Hacker News new | past | comments | ask | show | jobs | submit login

Is ARM really the reason the M1 is so much better than the current x86 CPUs? If you have a look at the competition (Qualcomm), it sounds to me that it's Apple expertise at designing a SoC and using a more advanced node that makes it such a good CPU, not really the architecture.

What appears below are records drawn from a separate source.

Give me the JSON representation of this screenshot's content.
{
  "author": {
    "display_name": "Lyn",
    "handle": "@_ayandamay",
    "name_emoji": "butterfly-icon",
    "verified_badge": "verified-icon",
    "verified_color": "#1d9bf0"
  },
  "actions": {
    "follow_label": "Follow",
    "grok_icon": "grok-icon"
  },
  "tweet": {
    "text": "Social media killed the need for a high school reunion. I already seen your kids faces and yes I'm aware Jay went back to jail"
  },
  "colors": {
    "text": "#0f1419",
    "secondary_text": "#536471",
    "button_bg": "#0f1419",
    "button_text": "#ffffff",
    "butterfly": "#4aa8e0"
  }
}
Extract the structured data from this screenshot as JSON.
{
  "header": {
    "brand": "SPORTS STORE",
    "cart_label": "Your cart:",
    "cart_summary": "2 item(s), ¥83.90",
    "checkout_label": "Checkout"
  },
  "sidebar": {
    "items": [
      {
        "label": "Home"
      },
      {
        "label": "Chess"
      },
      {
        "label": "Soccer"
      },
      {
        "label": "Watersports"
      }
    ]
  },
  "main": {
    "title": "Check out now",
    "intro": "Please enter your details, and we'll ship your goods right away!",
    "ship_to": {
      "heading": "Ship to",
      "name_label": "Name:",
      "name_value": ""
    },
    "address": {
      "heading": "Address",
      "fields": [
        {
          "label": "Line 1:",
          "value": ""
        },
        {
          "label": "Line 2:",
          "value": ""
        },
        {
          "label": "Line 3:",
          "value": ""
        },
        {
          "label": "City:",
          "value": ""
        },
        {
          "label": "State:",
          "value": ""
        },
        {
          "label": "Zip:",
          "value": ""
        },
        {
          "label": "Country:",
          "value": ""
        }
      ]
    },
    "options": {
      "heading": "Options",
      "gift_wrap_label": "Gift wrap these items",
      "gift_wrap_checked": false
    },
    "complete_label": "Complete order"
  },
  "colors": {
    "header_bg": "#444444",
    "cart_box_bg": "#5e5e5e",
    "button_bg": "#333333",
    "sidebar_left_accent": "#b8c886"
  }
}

Said another way, I highly doubt we will see a non-Apple ARM CPU outclass the x86 competition in such a way anytime soon, so saying "never x86 again" might not be very wise. ARM is not a magic bullet.




100% agree.

A lot of people asking for ARM based machines do not really realize that the reason is not because of ARM, but they just want faster/more efficient machines. I think to make a analogy for HN frontend sw devs, imagine a non-technical marketing person going to a developer and saying "I want this website in AMP, because AMP is fast.". And sure, a lot of sites with AMP framework are fast... but that doesn't mean that you have to build a site in AMP to make it fast. You could build a simple site with similar principles and get it fast too. Similarly, not all ARM laptops are fast. Even if the laptops hw is fast, you want something that can efficiently run x86 code as well for compatibility purposes for many years.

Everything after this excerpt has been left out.